Нет, так ты тогда не думала. Просто видела, что не лучшая у меня полоса. Но, наверное, это естественно. После того подъема, который так невозможно длился, и счастье ведь валит с ног, и сила, не только слабость. Вдох, выдох. Поглаживала живот, прислушивалась. Перерождалась. И еще думала, в даль вглядываясь: может, и слава богу, что это пришло на выдохе – будет где переждать непогоду, да?

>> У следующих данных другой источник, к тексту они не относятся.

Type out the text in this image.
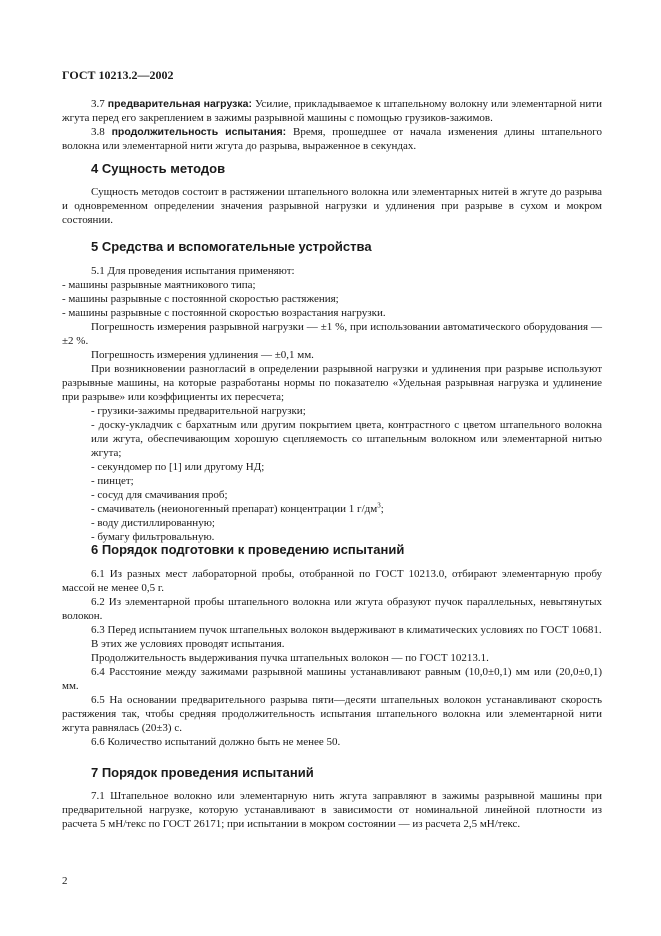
ГОСТ 10213.2—2002

3.7 предварительная нагрузка: Усилие, прикладываемое к штапельному волокну или элементарной нити жгута перед его закреплением в зажимы разрывной машины с помощью грузиков-зажимов.

3.8 продолжительность испытания: Время, прошедшее от начала изменения длины штапельного волокна или элементарной нити жгута до разрыва, выраженное в секундах.

4 Сущность методов

Сущность методов состоит в растяжении штапельного волокна или элементарных нитей в жгуте до разрыва и одновременном определении значения разрывной нагрузки и удлинения при разрыве в сухом и мокром состоянии.

5 Средства и вспомогательные устройства

5.1 Для проведения испытания применяют:

- машины разрывные маятникового типа;

- машины разрывные с постоянной скоростью растяжения;

- машины разрывные с постоянной скоростью возрастания нагрузки.

Погрешность измерения разрывной нагрузки — ±1 %, при использовании автоматического оборудования — ±2 %.

Погрешность измерения удлинения — ±0,1 мм.

При возникновении разногласий в определении разрывной нагрузки и удлинения при разрыве используют разрывные машины, на которые разработаны нормы по показателю «Удельная разрывная нагрузка и удлинение при разрыве» или коэффициенты их пересчета;

- грузики-зажимы предварительной нагрузки;

- доску-укладчик с бархатным или другим покрытием цвета, контрастного с цветом штапельного волокна или жгута, обеспечивающим хорошую сцепляемость со штапельным волокном или элементарной нитью жгута;

- секундомер по [1] или другому НД;

- пинцет;

- сосуд для смачивания проб;

- смачиватель (неионогенный препарат) концентрации 1 $г/дм^3$;

- воду дистиллированную;

- бумагу фильтровальную.

6 Порядок подготовки к проведению испытаний

6.1 Из разных мест лабораторной пробы, отобранной по ГОСТ 10213.0, отбирают элементарную пробу массой не менее 0,5 г.

6.2 Из элементарной пробы штапельного волокна или жгута образуют пучок параллельных, невытянутых волокон.

6.3 Перед испытанием пучок штапельных волокон выдерживают в климатических условиях по ГОСТ 10681.

В этих же условиях проводят испытания.

Продолжительность выдерживания пучка штапельных волокон — по ГОСТ 10213.1.

6.4 Расстояние между зажимами разрывной машины устанавливают равным (10,0±0,1) мм или (20,0±0,1) мм.

6.5 На основании предварительного разрыва пяти—десяти штапельных волокон устанавливают скорость растяжения так, чтобы средняя продолжительность испытания штапельного волокна или элементарной нити жгута равнялась (20±3) с.

6.6 Количество испытаний должно быть не менее 50.

7 Порядок проведения испытаний

7.1 Штапельное волокно или элементарную нить жгута заправляют в зажимы разрывной машины при предварительной нагрузке, которую устанавливают в зависимости от номинальной линейной плотности из расчета 5 мН/текс по ГОСТ 26171; при испытании в мокром состоянии — из расчета 2,5 мН/текс.

2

Но не в этом ведь дело было, совсем не в этом.
Степь, пекло, хоть ножом его режь, вымершие лиманы, времянка в саду, две кривые кровати, детское яблочко на выжженной ветке в окне. Месяц прошел, а он все не рождался. Лежали с закрытыми, притворяясь, что спим. Звонкой жердочкой была в Индии, смуглая, только глаза светились, а теперь лежит под простынкой, как Фудзияма. Луна в окне. Спишь? Нет, вздохнула, с тобой разговариваю, с тобой в себе. Встал, перелег к ней, нашел под простынкой ее ладонь, сплелись пальцами, тихо перебираем, как те паломники под Фудзиямой, замирая и восходя. Ветка с яблоком, прильнув, по стеклу елозит.